What is in common in caring and great toughness? (8 min read)

It is important not to confuse care with weakness or just keep “helping”. The Caring Organization and the caring culture require great toughness. Not just in moments, but all the time. Being tough one day and then becoming softer or a little bit different person the next is not going to help you get things done. It’s like a speeding train. The train has to stay on that speed. You can slow down a little bit on the turns, but you cannot get off the track. The focus and speed has to be there; otherwise you will not get where you need to go. Same in business. You have to be focused and consistent. The big question is how do you do that.

You decide to be a caring leader. A caring person can be tough if he/she has the vision, passion and drive I talked about in my last post. If you don’t have all three of these attributes, you will loose your ability to achieving anything and making the difference. Some people think they are tough when they just conform to something strong and daring that everyone already knows or agrees with. It takes great toughness to change a point of view or a way of doing something. Every time you try to challenge an existing rule or an established culture people are going to say, “Why change? It’s working and is working well.” The toughest part is when people say, “by the way, you are the only one who is saying this.” That’s the toughest part of the reality when you want to change something.

The most difficult part of being tough is when you are one of the first people trying to be tough in that space; trying to change and improve something. 99% of people’s responses will be “Well, you’re the only one who is talking and acting this way. Everyone else is fine with the way things are.  Why are you not fine? Why do we have to change?”

First and very important in these situations is to use all the knowledge, the experience, selected, formulated and analyzed opinions and all this group thinking to have a clear vision of what you want to accomplish and when/how to get there. You need to know what you are doing, have the knowledge and have, of course, the caring factor of “treating your organization as you treat your own family”; that factor you have developed or are developing.

There is no one formula except that you need that core; care, passion, drive, knowledge and toughness. Change is the most difficult thing in corporate world—actually in almost anything. There is no one formula except that you need that core: care, passion, drive, knowledge and toughness. Some change is very small and will take two weeks and others that may take years. It’s related to people, to process, to the culture of the organization, and to the environment.

The approach I take regarding in tough situations—and I think it is working so far—is to build a team of people who learn and come to believe in the change I want to make. I cannot do it alone—change is not a one-person fight. You have to have believers with you. First, they are mentees, they are helping you, but then you help them grow. Then they become leaders. Then the leaders bring their own mentees and soon you have a strong network of believers.

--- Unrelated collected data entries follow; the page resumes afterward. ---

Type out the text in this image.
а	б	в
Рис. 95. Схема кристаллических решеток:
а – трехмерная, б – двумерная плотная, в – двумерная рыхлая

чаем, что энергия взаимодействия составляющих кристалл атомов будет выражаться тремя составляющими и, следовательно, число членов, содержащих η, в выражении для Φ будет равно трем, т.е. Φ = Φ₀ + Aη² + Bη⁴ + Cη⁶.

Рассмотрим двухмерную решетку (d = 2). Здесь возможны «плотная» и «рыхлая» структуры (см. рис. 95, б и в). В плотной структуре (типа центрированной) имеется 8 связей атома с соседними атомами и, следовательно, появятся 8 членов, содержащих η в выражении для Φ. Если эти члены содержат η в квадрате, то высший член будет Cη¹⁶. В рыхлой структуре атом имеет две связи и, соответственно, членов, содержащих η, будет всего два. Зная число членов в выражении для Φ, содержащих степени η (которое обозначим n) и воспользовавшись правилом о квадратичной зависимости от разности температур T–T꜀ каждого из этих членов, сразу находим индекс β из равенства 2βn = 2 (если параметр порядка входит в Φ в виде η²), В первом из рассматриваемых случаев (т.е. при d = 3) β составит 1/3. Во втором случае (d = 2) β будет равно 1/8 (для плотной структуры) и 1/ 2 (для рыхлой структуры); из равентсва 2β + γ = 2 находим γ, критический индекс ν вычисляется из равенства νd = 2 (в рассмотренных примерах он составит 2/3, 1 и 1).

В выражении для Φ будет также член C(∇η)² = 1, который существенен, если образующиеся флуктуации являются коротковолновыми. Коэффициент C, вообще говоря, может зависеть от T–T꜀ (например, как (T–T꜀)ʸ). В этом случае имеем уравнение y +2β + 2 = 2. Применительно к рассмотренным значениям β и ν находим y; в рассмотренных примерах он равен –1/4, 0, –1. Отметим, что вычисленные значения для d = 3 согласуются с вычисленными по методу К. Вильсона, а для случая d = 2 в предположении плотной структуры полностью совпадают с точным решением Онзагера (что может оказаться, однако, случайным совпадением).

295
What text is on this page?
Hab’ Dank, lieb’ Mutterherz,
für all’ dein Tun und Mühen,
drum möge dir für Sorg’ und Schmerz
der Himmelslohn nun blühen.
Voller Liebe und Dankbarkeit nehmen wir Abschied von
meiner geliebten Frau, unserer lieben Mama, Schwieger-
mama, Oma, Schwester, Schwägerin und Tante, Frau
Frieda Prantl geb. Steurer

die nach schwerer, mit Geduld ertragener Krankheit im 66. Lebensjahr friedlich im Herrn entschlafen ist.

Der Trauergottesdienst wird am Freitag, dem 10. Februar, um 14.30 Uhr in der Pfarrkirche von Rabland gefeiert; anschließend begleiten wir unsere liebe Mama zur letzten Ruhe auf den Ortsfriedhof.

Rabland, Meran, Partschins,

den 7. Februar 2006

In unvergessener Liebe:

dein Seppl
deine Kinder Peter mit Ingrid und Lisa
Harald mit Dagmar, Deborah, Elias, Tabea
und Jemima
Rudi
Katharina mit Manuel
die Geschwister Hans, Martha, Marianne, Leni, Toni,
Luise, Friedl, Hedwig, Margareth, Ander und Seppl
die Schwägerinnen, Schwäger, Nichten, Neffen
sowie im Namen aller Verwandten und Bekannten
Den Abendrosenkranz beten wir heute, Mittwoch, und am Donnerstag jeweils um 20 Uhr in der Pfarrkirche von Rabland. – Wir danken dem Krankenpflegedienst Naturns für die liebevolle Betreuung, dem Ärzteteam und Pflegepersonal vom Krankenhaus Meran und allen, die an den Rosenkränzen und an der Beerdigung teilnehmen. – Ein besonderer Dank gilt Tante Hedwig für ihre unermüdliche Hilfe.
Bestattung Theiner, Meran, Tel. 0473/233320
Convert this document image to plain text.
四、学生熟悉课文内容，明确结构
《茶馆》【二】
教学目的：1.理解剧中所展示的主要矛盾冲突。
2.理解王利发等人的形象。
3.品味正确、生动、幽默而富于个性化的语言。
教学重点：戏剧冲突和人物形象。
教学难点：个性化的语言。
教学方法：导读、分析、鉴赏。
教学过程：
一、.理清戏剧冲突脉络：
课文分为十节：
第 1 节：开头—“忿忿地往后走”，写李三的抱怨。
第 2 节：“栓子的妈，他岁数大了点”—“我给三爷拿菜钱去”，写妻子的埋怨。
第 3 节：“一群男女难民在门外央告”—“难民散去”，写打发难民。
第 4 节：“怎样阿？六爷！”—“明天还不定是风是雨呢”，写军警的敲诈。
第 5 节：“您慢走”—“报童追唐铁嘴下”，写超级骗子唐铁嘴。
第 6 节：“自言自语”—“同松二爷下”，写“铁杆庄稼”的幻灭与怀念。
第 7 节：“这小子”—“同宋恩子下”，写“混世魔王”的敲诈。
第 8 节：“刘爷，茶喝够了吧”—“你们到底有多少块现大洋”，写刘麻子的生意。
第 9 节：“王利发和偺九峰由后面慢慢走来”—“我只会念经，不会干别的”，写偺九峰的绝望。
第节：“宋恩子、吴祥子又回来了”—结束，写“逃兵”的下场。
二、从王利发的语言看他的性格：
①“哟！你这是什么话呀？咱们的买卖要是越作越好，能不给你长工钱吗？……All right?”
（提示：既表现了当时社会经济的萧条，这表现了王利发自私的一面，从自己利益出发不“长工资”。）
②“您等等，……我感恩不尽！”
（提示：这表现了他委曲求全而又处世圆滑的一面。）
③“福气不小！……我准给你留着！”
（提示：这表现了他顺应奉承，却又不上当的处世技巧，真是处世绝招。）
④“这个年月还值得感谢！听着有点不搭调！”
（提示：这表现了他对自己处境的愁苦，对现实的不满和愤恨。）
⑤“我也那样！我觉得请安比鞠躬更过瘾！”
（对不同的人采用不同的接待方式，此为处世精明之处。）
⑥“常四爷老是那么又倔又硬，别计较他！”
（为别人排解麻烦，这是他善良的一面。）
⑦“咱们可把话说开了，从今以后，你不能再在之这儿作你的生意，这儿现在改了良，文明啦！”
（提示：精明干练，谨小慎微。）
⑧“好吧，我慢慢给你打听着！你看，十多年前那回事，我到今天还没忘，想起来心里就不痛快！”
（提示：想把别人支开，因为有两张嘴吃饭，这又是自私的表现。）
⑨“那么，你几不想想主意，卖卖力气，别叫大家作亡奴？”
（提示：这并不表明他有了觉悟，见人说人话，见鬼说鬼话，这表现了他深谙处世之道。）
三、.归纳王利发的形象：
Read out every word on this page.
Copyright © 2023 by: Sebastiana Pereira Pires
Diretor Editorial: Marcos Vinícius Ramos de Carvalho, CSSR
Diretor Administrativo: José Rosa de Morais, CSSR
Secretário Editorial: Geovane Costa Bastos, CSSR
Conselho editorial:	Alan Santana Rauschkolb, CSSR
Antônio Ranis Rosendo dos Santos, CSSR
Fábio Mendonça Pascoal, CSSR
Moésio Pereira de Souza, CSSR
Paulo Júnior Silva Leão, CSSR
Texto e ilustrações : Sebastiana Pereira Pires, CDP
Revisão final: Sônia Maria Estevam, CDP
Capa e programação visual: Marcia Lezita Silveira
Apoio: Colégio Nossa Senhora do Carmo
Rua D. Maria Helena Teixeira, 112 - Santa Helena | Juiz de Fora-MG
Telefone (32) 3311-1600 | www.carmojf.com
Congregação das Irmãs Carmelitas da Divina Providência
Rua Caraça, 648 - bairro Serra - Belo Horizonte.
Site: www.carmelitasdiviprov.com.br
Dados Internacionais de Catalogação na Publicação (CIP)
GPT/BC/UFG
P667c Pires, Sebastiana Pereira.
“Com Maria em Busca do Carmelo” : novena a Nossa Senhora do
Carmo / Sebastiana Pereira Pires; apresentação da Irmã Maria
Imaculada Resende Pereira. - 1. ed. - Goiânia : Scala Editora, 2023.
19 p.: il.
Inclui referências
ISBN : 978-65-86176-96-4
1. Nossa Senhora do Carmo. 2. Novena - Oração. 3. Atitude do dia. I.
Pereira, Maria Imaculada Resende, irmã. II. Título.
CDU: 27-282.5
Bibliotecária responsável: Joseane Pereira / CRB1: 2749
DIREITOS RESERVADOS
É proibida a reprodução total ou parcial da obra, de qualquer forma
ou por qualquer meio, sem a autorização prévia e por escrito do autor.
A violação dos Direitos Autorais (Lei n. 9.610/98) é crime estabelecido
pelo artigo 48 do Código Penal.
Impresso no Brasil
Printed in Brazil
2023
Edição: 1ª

You see being “lonely-tough” is not a recipe for getting many things in this world done. You have to have people around you trust you and they in turn believe in you. That’s how I get things done in general. A challenging situation comes and the first thing I ask myself is, “Okay, who from the people I know, people I work with, who can help me with this?” And then I gather them together and then they bring their own people, and then their own people bring their own people and soon we become really strong. And then it no longer “Oh, Emma wants this”, it becomes “the team want this.” It’s that core caring culture. Every time I work with people, I know I need to help them, mentor them, engage them. I care for them and soon they care for the project and for each other and me and are invested and want to make change happen.

When it’s long-term change, it takes steps, phases, maybe even years. You seek out people and train them to start to think differently. You have to be consistently tough to drive a change. It’s difficult. But they see you be a consistent leader and how you make advances and go forward and soon you have not just a few but many people with you and now they have learned to be comfortable and part of the change process.

Sometimes an organization is just not ready for change you believe is necessary for the organization to go forward. The organization may arbitrarily, legally, or intransience at the top, whatever reason; stop you from doing what you know you need to do. This is where it is out of your control and you can’t get the changes you believe in no matter how much you try. No matter how many soldiers or captains or generals you have around you, change won’t happen because the organization is absolutely not ready to make the change. When nobody’s ready than you make the decision to come aback at it later. You turn your ideas into steps and phases; as you want to keep the team’s trust and positive drive you have so carefully built.

I didn’t have this long-term strategic thinking in my early years. When I knew I was right, I just started to fight. Now if I am in a position where the client, the organization, the powers that be are absolutely not ready then I’ll put my teams’ energy somewhere else where we can make a difference and build a better world.  

That does not change the dynamic of being tough. I call it now being “smart tough”. My question to you, my reader, is “What would you share about situations when you had to be tough with care, pick your fight and make the right changes?”